But the old cruiser was now Daniel’s flagship, and it was with pride that he gestured toward her with his left hand and said, “Generalissima and gentlemen, with the Ladouceur rerigged to my satisfaction and the crews of the whole squadron worked up properly, we’ll have a force to keep the Alliance well away from Bagaria. Guarantor Porra has enough problems that he won’t care to spend his resources in cracking as hard a nut as he’ll find us to be!”
Captain Seward of the Generalissima DeMarce snorted; Captain Hoppler, who’d brought the Independence down from orbit this morning, shot his right cuff and ostentatiously studied his shapely fingernails. DeMarce exchanged a grimace with Minister Lampert, though both smoothed their expressions back to neutrality when Daniel glanced over his shoulder at them.
Because of Adele’s warning, Daniel had couched his praise more defensively than his personal taste might’ve formed it in other circumstances. In truth, the chance of Bagaria mounting offensive operations with the means at hand would’ve been pretty slim, were it not for the equally low caliber of the opposing Cluster Command. And though the government might not want to disrupt trade, the undoubted greed of his present audience offered another means of manipulating them.

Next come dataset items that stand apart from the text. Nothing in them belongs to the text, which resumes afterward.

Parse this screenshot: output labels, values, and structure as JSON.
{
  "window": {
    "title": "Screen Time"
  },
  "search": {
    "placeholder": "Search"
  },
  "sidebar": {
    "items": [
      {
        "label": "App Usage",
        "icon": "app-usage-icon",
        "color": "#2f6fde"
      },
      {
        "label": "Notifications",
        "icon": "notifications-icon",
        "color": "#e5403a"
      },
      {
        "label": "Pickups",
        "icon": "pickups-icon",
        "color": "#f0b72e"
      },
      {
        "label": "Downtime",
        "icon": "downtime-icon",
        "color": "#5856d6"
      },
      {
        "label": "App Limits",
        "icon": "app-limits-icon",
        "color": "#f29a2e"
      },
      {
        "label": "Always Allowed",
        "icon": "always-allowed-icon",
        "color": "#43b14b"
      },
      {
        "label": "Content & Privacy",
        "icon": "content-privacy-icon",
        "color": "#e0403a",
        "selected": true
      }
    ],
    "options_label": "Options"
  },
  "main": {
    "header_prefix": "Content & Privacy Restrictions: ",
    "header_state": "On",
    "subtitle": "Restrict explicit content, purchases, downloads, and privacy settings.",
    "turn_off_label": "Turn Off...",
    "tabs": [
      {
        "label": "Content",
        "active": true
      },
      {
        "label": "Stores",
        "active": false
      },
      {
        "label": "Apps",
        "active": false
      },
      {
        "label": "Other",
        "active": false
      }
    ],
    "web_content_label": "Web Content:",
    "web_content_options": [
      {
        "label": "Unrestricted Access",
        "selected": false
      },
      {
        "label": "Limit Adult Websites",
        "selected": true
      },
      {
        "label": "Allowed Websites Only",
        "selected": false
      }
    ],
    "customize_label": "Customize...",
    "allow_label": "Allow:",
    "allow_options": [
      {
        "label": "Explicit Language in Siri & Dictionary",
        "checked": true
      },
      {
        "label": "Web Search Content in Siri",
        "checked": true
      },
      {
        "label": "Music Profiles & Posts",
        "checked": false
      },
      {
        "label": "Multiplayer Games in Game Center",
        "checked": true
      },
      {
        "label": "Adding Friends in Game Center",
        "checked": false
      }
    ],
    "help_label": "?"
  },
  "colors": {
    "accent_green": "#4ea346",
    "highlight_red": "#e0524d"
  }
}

“And the amount of loot that’ll come to the Republic when we take Churchyard and then Conyers . . .” Daniel said with bland enthusiasm. “Why, even the poor of Morning City will be wearing crowns!”
My goodness but that was a lie! But it wouldn’t lie heavily on Daniel’s conscience. From the feral looks on the faces of his companions, they had no intention of letting the imaginary loot trickle that far down the social scale.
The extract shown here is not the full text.